There are many solutions and ideas out there to help to reduce plastic pollution on our planet that have been brought in by the Irish Government, Companies and Universities.  

Circular Economy Bill and Daily Habits 

On March 31st this year, the Irish Government approved a Bill called the Circular Economy Bill 2022. This bill was introduced to stop the pattern of our current linear economic model of “take, make, dispose” where we take raw materials from the earth, use these to make products to sell and, once these products have reached the end of their useful life, dispose of them. Rather the idea is to create a Circular Economy where we make better use resources, close loops of resource flows by recovering as much as possible and prevent waste and pollution through better design. The emphasis is placed on shifting the way we extract, make, use and repurpose the material in our products to ensure emissions are reduced and resources are efficiently used and kept in circulation as long as possible. For example, in Ireland, the price of take-away coffees will increase if the customers do not bring their own reusable cups. By bringing in these extra charges they are hoping it will persuade people to stop using single-use resources. The bill will also help prevent illegal dumping in Ireland by empowering local authorities around the country to use GDPR- compliant Technologies such as CCTV cameras to help enforce action.   
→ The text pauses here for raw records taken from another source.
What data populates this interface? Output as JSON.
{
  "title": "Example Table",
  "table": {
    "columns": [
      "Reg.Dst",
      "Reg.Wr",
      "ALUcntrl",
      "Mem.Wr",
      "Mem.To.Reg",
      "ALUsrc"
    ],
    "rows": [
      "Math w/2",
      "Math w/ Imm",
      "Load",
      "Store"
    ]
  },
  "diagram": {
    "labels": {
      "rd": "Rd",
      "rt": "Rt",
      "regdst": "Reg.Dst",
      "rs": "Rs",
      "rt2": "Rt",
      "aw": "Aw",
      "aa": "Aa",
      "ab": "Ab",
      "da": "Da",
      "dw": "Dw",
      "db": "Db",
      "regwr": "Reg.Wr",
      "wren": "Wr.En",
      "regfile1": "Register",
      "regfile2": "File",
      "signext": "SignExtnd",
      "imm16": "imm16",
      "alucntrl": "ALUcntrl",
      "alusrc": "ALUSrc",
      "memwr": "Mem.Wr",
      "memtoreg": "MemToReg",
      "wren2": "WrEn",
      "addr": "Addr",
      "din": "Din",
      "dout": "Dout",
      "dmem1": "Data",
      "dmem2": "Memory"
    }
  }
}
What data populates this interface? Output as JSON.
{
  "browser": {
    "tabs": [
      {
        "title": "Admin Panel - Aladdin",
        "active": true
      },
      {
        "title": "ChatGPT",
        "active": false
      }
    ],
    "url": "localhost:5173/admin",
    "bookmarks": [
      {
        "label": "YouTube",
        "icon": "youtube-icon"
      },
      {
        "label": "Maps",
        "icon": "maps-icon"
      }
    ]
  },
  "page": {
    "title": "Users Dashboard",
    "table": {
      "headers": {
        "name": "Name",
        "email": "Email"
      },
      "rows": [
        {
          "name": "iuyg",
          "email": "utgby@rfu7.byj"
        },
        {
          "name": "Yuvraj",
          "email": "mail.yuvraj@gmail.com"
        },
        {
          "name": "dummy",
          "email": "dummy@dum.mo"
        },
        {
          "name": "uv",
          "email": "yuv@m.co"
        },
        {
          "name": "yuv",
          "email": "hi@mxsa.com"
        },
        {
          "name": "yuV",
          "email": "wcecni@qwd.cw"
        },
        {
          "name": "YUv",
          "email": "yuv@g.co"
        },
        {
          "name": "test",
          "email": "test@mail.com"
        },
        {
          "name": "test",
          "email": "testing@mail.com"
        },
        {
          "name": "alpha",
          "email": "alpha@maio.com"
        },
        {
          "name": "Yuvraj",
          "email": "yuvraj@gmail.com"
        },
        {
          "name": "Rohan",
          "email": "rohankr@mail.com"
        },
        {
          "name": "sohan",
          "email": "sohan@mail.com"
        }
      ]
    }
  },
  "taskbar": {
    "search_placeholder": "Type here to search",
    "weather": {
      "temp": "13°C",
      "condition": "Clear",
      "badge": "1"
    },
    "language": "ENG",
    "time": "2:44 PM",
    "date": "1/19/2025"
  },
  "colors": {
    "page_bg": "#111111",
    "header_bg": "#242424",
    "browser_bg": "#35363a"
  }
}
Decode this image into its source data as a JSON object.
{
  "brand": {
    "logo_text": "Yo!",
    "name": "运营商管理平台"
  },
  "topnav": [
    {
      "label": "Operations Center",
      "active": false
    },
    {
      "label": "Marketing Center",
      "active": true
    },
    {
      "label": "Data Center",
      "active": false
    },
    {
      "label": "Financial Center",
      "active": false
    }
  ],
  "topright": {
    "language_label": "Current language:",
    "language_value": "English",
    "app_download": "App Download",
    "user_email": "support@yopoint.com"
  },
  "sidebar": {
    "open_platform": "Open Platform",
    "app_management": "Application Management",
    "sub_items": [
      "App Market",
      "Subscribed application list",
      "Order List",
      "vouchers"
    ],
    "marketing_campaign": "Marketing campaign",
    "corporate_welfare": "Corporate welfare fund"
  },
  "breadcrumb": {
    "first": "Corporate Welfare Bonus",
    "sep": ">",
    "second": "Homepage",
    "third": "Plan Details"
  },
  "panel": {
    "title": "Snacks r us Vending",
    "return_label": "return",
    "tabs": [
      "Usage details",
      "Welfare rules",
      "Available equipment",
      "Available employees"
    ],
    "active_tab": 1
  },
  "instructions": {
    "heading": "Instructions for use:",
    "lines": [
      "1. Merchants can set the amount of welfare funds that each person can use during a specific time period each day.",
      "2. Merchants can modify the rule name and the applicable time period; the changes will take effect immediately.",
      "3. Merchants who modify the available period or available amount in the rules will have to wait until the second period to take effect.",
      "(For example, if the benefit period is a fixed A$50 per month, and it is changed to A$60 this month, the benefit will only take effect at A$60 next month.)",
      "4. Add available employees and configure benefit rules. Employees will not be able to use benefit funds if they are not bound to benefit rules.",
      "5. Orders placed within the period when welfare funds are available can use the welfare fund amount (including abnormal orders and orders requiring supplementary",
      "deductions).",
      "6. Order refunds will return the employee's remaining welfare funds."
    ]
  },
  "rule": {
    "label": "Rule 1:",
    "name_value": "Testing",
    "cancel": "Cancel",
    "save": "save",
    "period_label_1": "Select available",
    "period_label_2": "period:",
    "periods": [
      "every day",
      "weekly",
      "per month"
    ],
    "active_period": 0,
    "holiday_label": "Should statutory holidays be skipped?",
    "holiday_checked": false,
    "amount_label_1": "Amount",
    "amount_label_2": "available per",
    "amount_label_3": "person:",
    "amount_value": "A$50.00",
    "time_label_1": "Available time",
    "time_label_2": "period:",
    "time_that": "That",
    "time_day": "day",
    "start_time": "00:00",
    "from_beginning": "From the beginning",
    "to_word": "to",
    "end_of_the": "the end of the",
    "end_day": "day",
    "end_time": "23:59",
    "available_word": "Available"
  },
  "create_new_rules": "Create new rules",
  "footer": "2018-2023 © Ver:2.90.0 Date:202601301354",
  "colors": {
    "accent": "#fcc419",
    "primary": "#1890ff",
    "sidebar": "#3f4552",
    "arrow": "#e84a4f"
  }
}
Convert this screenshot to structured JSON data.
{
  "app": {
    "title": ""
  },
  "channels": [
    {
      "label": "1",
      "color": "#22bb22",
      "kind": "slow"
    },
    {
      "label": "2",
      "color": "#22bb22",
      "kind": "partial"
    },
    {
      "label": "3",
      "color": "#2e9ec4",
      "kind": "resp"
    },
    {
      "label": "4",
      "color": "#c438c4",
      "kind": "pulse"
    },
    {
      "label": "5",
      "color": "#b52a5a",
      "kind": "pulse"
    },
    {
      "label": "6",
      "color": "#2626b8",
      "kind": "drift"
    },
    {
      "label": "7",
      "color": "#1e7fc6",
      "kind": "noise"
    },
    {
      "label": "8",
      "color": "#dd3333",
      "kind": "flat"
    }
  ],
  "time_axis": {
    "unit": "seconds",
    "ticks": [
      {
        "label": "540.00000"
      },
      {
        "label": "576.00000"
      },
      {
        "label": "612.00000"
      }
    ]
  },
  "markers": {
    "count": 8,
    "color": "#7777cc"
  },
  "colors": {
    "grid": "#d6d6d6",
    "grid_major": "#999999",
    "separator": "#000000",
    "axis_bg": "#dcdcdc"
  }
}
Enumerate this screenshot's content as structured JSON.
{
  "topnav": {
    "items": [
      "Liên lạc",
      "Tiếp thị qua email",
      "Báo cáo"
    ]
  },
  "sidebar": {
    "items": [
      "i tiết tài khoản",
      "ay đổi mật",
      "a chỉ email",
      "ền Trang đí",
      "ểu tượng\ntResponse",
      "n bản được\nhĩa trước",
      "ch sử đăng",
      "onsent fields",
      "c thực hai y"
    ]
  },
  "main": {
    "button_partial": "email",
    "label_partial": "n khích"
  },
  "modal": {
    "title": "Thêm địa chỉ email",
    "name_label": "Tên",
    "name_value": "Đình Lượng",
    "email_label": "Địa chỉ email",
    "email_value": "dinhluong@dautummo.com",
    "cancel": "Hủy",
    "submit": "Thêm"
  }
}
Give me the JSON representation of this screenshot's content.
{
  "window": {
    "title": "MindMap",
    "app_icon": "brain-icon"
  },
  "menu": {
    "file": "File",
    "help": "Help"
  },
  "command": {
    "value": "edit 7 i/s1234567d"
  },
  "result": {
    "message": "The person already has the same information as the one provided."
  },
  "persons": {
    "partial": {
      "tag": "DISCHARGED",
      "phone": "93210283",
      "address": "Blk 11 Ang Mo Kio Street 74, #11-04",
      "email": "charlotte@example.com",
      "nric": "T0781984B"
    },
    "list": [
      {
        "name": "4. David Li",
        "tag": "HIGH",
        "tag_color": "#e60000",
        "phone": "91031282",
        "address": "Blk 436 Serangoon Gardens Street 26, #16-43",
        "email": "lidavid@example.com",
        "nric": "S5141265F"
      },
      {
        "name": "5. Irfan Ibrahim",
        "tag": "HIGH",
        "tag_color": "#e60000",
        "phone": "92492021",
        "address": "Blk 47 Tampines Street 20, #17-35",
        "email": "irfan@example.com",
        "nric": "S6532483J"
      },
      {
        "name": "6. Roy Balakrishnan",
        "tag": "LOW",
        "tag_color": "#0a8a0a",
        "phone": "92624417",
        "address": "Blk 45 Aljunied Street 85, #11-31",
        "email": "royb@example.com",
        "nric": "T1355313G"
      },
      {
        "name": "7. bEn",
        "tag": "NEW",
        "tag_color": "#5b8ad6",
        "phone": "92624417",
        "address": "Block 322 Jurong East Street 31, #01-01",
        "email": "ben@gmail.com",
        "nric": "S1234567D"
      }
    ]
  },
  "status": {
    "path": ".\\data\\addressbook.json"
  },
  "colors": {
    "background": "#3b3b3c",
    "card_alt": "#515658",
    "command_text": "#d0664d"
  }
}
Graphic by the Ellen MacArthur Foundation 

Innovative Solutions by companies in Ireland  

Companies such as AYU Makeup have tried to stop the use of plastic in their packaging such as shredding their unwanted cardboard to use instead of bubble wrap to help stop the products breaking while being delivered. 

Compostable Bio-plastics made of renewable resources and are a low environmental impact solution solving a specific environmental problem in various sectors, such as agriculture, foodservice, and packaging. SAMCO, a company operating in the agricultural sector, are changing the way they do things to help the environment. They offer two types of biodegradable film for the tillage sector, ingredients made from Oxo-Biodegradable resin and ingredients from Compostable Bio-plastics. Oxo-Biodegradable: a masterbatch which turns ordinary plastic at the end of its useful life, in the presence of oxygen, into a material with a different molecular structure. At the end of the process, it is no longer a plastic, and instead has changed to a material which is biodegradable in the open environment.  

WAZP, a 3D printing company, have a zero-waste approach to how they manufacture their products for clients. In Additive Manufacturing, the material that is not used during each print is traditionally disposed of.  This had a negative impact on resource and waste management. Since 2015, WAZP has implemented a process for re-using this previously ‘waste’ material in the new production runs which directly resulted in a reduction is waste, better utilization of resources, and a more sustainable product for their clients. 


There is wave of new courses and educational activity taking place across the country. By teaching the new generation about plastic, its negative impact and the solutions, and by making it engaging through real-life examples we empower students to share knowledge with their communities about this significant problem the world is facing.  For example, at Munster Technological University, we offer the Circular Economy Certificate. This Certificate in Circular Economy provides participants with state-of-the-art knowledge on the Circular Economy model versus traditional linear business/economic models, outlining how the Circular Economic model can achieve the sustainability goals of a business. 

Guest Writer: Shauna Flynn, Marketing Intern at Circular Bioeconomy Cluster, South-West.